Costs related to use of the company intangible capital are logged in
financial statements as expenses as "selling, general and
administration" or SG&A -- the latest, for 2014, at $17.2 billion.
But here's the catch: internally imputed intangible capital (all of
Coca- Cola's own brands, like Coke, Coke Zero, Sprite, Diet Coke,
etc.) cannot be financially valued or included on the balance sheet
-- at all. According to the International Accounting Standards Board
(IASB) which sets global financial reporting standards, the only
brands that can be listed are those that have been acquired. Simply
put, if Coke bought Pepsi, only Pepsi would be listed on Coke's own
financial statements. In Coca- Cola's case, intangible capital with
indefinite lives (such as brands) is valued $6.5 billion or 7
percent of assets. The company statements paint an interesting
picture: $92 billion book value, about $61 billion in liabilities,
and assets of just $30.5 billion. Half, or $14.6 billion, are
tangible assets, like plants and property. Coke's net tangible
assets--the company's total assets less intangibles, preferred
equity and liabilities--or its book value, is less than $4 billion
(2014). More than 96 percent of the company's value derived from
intangibles, if the metric of market capitalization (less net
assets) is used.
Coke is not alone. "Over the past thirty years," said Professor
Roger Sinclair, a marketing specialist based at Wits University,
"the value of the intangible portion of world stock markets has
increased. In the early 1970s the balance between tangible and
intangible was 80:20 in favour of tangibles. Today that is
reversed--80 percent of the value of most stock markets is
intangible." Sinclair explained that Coke's hidden value was $152
billion, after deducting net value from market capitalization data.
"That is how, and where, investors incorporate the brand," he told
us. "But that value is not admitted on the balance sheet."
The value, however, holds sway.
Interbrand, a leading brand consultancy, usually ranks Coca-Cola in
the top three brands, alongside Google, and Microsoft -- companies
that make their business from intangible capital. These same
companies are renowned for very low tax rates and very high
undistributed income--example, Microsoft's $108 billion ‘offshore'
cash stash or Google's 17 percent tax rate. Ironically, this hidden
value is an open secret. Brand Finance acknowledges that "most high
value, internally generated, intangible assets never appear in
conventional balance sheets."
The dangers of exclusion, however, are more lethal for governments,
small shareholders and ultimately, the taxpayer: quite simply, selfregulated
space leaves room to fudge the numbers. From 2010-2014,
Coca-Cola has logged over $82 billion in expenses under Selling,
General and Administrative costs, deducted from pre-tax profits.
These expenses include advertising ($16 billion), bottlers and
distribution ($38 billion) and other expenses ($27 billion). How
much of this in (dollar value and percentage) were payments to their
own subsidiaries for use of their own brands, and, in the absence of
any disclosed valuations, how were these payments determined? CocaCola
declined to comment.
What has not been said -- and arguably the reason behind the closely
guarded secret of Coca-Cola's own concentrate, known mysteriously as
Merchandise 7x, is simply that so much of it is air and sweet
nothings: the cost of Coke's formula for instance, is sugar, water
and bits of cinnamon, neroli and coriander. Not too expensive.
While not disclosing the actual details, the company concedes, "We
derive a significant portion of our net operating revenues from
sales of concentrates and syrups to independent bottling partners"

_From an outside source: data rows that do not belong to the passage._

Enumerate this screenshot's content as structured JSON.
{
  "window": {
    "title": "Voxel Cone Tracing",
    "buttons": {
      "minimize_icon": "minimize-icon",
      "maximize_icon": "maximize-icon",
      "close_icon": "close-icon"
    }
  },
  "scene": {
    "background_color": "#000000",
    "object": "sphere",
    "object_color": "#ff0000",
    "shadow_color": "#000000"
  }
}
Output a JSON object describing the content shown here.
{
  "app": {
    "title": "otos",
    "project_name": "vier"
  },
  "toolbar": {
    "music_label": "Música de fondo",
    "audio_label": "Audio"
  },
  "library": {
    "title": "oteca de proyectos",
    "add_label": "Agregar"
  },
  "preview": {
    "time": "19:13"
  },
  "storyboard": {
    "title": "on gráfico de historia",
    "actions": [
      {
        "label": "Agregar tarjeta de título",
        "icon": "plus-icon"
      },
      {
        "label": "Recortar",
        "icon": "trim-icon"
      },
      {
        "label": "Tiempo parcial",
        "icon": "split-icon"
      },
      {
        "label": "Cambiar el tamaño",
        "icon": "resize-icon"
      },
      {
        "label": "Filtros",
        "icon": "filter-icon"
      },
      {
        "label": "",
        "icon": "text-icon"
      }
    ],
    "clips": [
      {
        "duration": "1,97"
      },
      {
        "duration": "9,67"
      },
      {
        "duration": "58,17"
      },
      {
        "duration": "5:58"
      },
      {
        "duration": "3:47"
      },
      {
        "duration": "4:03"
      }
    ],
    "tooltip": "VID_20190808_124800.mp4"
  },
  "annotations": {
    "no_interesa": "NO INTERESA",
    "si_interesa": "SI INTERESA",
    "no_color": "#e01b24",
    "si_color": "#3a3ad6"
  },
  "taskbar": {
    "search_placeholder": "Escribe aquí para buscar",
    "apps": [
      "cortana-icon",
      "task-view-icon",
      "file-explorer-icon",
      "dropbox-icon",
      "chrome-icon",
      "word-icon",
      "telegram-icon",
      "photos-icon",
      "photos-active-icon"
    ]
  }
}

-- estimated at 38 percent from 2012-2014. The company also
concedes, without disclosing details, that the profits from
concentrate revenue is high.
Alongside Pepsi, but far in advance, Coca-Cola's concentrate has
created a collusive and oligopolistic market structure, with
bottlers globally dependent on concentrate produced only by Coke
(and Pepsi). The company not only sets the prices of concentrate
(varying according to market) but controls or determines the entire
process, including how much the end products may sell for and
whether rival products in any category--such as still, sparking,
juice, coffee, iced tea, etc.--can be sold. Coca-Cola's gross profit
margins usually rank above 60 percent.
The total absence of defined and disclosed costs for a company's
internally developed intangibles could not be more significant: it
also allows multinationals to reduce, with little or no external
scrutiny, pre-tax profits with the accompanying effect of setting
their own tax rates. The New York Times assessed the varying tax
rates between industries, finding that pharmaceuticals and other
industries dependent on intangibles, and therefore able to shift to
low-tax jurisdictions, pay much less. Coke's effective tax rate,
globally, was listed at just 15 percent (2007-2012) or $9.4 billion,
far below the nominal top tax rate of 35 percent.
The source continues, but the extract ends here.